Erken seçim için nabız yokluyor, seçim ekonomisiyle yaşayan iktidar bloğu. Gerçeklikten kopmuş, bir aileye, bir zümreye kadar daralmış temsiliyetleri ve onların etrafında kurgulanmış “saadet zinciri” ile mevcut düzenin sürmesi için yine seçim kartını saha sürmeye hazırlanıyorlar.
Neden seçim? Çünkü tüm devlet olanaklarıyla, bütün iktidara yakın şirketlerin etkisiyle, polis, askeri ve sivil bürokrasiyle girdikleri seçimlerde alıştıkları “haksız kazanç” bir imkân sunuyor onlara.
Derinleşen yoksulluğun artık kitlesel, gündelik bir sureti var. Muhafazakâr, mütedeyyin kitlelerin bile apaçık gördüğü bir israf ve kayırma düzeni faş olmuş halde. Kendi mahallerinden çıkan iki yeni siyaset hareketin tahrip gücünü hesap edemiyorlar. Uluslararası siyasette büyük bir tıkanma, iç siyasette kriz, ekonomik çöküş, sosyal yozlaşma, değer yitimi, yaygın intihar, kadına yönelik sistematik şiddet… Kendi krizlerini açmak için ortaya attıkları ucube yönetim sistemiyle ortaya çıkan derin açmaz.
Seçim umuyorlar ama korkuyorlar da… Kaç vekil acaba yeni hareketlere yakın, kaç belediye başkanı, kaç belediye meclis üyesi? Bilemez haldeler. O yüzden baskı ile köşeye sıkıştırdıklarına inandıkları HDP’den sonra CHP’ye geldi sıra… Sosyal medya taramaları, yalan haberler, hedef göstermeler ile CHP’yi odağına alan bir saldırı dalgası başlattılar.

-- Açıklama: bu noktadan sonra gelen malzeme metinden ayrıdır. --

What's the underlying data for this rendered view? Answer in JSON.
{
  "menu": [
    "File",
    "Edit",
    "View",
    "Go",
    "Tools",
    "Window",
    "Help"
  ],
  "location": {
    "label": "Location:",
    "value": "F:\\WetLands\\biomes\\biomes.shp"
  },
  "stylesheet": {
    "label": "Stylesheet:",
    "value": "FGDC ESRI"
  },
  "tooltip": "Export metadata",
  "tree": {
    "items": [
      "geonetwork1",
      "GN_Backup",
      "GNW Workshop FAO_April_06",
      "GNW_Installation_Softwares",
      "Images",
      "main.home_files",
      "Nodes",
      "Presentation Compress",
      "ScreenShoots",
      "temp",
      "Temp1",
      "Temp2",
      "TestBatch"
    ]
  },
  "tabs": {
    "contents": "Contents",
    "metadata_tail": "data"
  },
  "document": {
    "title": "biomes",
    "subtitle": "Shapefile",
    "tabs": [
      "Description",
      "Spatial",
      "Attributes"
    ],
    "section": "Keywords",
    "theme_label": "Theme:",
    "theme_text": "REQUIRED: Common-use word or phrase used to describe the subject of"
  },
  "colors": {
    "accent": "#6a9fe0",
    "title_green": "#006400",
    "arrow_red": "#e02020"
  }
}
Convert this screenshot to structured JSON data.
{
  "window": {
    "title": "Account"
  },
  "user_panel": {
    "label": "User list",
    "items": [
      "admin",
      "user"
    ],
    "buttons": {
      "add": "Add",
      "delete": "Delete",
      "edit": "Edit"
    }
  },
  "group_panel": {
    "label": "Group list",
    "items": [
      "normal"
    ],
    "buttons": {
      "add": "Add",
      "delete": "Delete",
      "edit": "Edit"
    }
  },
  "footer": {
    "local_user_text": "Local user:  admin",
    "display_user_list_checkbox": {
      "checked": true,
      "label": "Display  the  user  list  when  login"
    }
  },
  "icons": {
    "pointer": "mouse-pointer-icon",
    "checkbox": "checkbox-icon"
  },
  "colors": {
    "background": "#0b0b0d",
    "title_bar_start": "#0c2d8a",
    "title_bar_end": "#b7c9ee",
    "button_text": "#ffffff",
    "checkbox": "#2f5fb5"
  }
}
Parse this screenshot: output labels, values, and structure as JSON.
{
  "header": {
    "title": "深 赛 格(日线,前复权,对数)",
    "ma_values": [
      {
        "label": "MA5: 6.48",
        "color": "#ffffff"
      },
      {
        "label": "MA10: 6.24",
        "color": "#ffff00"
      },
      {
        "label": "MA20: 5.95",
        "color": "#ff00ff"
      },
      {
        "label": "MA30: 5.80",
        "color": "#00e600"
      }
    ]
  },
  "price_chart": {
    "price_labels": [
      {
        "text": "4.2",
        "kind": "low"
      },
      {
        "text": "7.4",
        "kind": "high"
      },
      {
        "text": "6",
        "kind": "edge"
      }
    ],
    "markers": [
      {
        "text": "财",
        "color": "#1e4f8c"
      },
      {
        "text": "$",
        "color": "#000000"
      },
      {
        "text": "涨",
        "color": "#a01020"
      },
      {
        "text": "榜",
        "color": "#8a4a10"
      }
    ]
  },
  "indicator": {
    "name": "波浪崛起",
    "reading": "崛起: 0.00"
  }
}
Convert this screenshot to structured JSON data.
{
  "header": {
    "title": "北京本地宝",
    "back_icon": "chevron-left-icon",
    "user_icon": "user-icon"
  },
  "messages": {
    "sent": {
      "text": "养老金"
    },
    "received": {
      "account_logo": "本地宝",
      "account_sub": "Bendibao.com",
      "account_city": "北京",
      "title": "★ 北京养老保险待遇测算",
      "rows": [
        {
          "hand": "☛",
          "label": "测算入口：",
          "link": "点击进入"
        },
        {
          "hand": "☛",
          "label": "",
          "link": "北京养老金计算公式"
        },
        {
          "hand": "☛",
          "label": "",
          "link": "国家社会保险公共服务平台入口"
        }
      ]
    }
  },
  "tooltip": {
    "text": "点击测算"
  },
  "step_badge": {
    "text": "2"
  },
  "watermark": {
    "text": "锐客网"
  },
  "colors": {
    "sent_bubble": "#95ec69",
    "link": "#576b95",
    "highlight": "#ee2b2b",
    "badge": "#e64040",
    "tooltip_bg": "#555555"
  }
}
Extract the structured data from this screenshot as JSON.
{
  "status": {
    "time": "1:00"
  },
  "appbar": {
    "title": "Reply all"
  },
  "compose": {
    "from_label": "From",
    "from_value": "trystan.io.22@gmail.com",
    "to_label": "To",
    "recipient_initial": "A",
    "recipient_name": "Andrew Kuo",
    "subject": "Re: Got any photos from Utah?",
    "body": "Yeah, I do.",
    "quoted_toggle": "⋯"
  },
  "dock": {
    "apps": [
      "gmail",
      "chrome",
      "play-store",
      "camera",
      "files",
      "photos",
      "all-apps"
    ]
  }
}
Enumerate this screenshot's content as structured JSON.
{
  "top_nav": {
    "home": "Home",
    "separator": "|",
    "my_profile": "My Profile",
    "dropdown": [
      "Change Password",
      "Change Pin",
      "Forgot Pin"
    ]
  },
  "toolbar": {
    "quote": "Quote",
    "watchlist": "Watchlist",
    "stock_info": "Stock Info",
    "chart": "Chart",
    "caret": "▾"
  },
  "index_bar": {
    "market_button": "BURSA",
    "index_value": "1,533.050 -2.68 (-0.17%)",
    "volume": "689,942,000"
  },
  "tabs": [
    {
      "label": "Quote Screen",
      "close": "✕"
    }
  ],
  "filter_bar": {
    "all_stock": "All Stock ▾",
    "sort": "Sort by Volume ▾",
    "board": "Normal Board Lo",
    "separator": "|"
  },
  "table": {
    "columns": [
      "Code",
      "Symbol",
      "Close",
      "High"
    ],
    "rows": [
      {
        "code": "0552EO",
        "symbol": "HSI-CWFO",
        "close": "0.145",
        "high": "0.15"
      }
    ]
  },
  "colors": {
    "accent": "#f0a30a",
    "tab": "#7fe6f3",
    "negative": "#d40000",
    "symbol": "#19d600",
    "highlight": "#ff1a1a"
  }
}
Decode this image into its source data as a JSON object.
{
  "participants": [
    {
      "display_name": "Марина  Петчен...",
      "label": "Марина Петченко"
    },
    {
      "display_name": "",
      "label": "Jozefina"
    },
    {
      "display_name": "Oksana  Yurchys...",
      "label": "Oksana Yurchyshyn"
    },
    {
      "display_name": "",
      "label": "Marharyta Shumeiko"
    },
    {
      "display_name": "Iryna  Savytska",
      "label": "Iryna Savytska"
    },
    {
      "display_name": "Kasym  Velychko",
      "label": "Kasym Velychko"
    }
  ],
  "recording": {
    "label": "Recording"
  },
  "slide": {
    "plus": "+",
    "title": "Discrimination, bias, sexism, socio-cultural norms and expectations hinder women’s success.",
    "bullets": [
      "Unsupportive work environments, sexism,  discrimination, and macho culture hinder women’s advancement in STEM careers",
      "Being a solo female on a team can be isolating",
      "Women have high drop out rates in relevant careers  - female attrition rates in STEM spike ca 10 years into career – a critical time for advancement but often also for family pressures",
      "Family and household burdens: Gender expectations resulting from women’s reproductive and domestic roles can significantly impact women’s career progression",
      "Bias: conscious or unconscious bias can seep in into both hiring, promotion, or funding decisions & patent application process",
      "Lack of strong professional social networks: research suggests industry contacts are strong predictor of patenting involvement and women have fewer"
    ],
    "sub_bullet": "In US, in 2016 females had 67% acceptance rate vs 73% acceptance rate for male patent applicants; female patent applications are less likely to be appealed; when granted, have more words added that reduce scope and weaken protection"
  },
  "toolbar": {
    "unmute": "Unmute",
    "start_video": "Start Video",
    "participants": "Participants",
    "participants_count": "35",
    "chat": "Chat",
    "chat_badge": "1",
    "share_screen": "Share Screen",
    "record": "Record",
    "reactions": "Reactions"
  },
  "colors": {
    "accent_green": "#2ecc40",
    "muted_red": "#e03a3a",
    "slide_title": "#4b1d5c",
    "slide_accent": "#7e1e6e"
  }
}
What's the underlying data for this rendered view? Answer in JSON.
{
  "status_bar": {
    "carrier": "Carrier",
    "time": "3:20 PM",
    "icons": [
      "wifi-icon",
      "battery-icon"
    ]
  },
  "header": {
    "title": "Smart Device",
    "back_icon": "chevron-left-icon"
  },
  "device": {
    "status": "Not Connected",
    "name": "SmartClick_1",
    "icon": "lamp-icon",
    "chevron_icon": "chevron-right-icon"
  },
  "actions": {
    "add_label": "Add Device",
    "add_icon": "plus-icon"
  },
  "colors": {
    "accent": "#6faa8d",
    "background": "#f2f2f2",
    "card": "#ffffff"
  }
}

COVİD-19 salgını ertesinde, salgının muadillerine göre nispeten düşük ölüm tablosunu bir başarı öyküsü olarak inşa etmek istiyorlar. Sağlık emekçilerinin üstün gayretini, halktan yana yerel yönetimlerin önemli uygulama başarılarını kendi torbalarına doldurup bir baskın seçimle sürüklendikleri büyük tıkımı örtmek isteyecekler.
Böylesi bir tabloda en geniş toplumsal muhalefetin, demokratik güçlerin, ilerici yapıların yeni bir model önerisini konuşmaya başlaması şart.
Uzun yıllar boyunca sınırlı çevrelerin yürüttüğü ve AKP tarafından yer yer istismar edilen, YENİ ANAYASA tartışmasını yapmak, kısa, öz ve ilkesel bir metinde anlaşmaya çalışmak sürecin önünü açar. Bu tartışmayı geniş kesimlerle yapıp, farklıların bir zenginlik olarak görüldüğü, ortak ve bir arada yaşamın zemininin hem fikir olunmuş değerler üzerine inşa edildiği bir YEPYENİ BİR HAYAT’ı birlikte kuralım.